(債務整理の際の)時効の進行をストップさせ、それまでに進行してきた時効期
間を振り出しに戻しておくことを「時効の中断」といいます。
結果的には、債権が消滅するのを防止することになります。

( 債務整理の際の)時効を中断させるには、①請求、②差押え・仮差押・仮処分、
③承認、のどれかの方法をとらなければなりません。

一般に行われる催促などは、裁判外の請求にあたりますが、これは ( 債務整理
の際の)時効が完成するのを6か月間だけ遅らせる効果しかありません。
その間に、他のより強い中断手続を取る必要があります。
もちろん、後に請求があったかなかったか争いにならないために、内容証明郵便
を利用することが必要です。

差押えや仮差押・仮処分は、裁判所での手続が必要です。③の承認 は、債務者
が債務の存在を認めることですが、債務承認書というような書面を作ってもらえば
問題ありません。

・債権の消滅時効

10年 一般の民事債権(個人の貸金債権)
5年 企業間の商取引などの商事債権
3年 手形貸し付けの手形債権、事故による損害賠償債権
2年 商品の売掛金債権、給料や賞与債権
1年 約束手形の遡求権
6ヵ月 小切手債権

広告にある債務整理とは

最近車内の広告で、「貴方の借金が返ってくるかもしれません」と書かれたものを見た事はないだろうか。それは、弁護士や司法書士による法律事務所の「 債務整理」の広告である。
債務整理とは4つに分類する事が出来る、借金を返済する手続きの方法の事である。
まず「個人再生」=別名民事再生といい、借金を最大5分の1or100万円まで減らす事が可能なであり、基本3年で返済する地方裁判所を利用した方法である。
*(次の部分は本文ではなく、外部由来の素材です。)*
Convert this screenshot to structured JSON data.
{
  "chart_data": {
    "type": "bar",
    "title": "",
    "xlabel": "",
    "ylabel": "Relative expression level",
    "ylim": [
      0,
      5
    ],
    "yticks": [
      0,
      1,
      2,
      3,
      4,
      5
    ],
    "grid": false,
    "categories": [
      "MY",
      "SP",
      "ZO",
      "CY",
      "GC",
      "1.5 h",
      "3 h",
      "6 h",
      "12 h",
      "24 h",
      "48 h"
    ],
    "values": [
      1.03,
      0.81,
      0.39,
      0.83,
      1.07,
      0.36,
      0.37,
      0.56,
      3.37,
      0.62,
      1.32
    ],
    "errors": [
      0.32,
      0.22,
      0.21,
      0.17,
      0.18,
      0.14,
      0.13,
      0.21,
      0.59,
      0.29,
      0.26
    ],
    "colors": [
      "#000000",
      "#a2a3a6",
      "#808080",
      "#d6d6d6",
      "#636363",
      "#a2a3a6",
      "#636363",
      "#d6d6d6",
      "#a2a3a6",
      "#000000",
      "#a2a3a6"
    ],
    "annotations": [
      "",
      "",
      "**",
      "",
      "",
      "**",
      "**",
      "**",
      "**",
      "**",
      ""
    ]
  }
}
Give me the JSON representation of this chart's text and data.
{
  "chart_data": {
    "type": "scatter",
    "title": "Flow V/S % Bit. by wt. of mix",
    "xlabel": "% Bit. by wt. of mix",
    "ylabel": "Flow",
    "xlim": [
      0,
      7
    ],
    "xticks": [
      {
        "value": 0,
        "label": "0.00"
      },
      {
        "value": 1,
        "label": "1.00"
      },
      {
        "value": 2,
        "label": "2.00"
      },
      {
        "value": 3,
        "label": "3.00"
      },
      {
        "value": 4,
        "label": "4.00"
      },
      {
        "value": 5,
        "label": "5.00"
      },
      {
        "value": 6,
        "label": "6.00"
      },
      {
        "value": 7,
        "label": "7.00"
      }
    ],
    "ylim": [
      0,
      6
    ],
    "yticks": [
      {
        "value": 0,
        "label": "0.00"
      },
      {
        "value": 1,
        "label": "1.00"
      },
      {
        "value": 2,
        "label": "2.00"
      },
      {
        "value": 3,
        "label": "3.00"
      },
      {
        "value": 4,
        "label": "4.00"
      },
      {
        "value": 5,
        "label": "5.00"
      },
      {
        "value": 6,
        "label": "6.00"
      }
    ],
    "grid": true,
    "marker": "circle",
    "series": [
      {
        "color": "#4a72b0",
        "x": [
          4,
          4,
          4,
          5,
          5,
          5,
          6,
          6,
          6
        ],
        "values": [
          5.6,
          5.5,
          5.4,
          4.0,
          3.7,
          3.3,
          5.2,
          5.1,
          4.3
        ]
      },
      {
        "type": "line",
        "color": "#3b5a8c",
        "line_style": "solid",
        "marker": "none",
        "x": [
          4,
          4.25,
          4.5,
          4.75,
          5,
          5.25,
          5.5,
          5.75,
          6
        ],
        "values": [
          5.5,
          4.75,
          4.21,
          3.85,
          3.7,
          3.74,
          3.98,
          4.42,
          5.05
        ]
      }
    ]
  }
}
住宅や車といった財産を守りたい場合に向いている方法である。
次に「特定調停」=簡易裁判所を利用して借金を減らし、以後無利息で、原則3年36回払いする方法である。これは個人で行う事ができる 債務整理である。
「自己破産」=その名の通り、収入がなかったり安定しない人が、地方裁判所に申立をして、破産・免責を受ける事によって、借金を0にし、その後の人生を改めてスタートする方法である。
「任意整理」=弁護士や司法書士といった専門家に依頼し、借金を少しでも減らし以後無利息で返済出来るようにする方法である。
自分がどの債務整理で借金を返済すればよいかは、現況と照らし合わせて、専門家に意見を求めるのが一番である。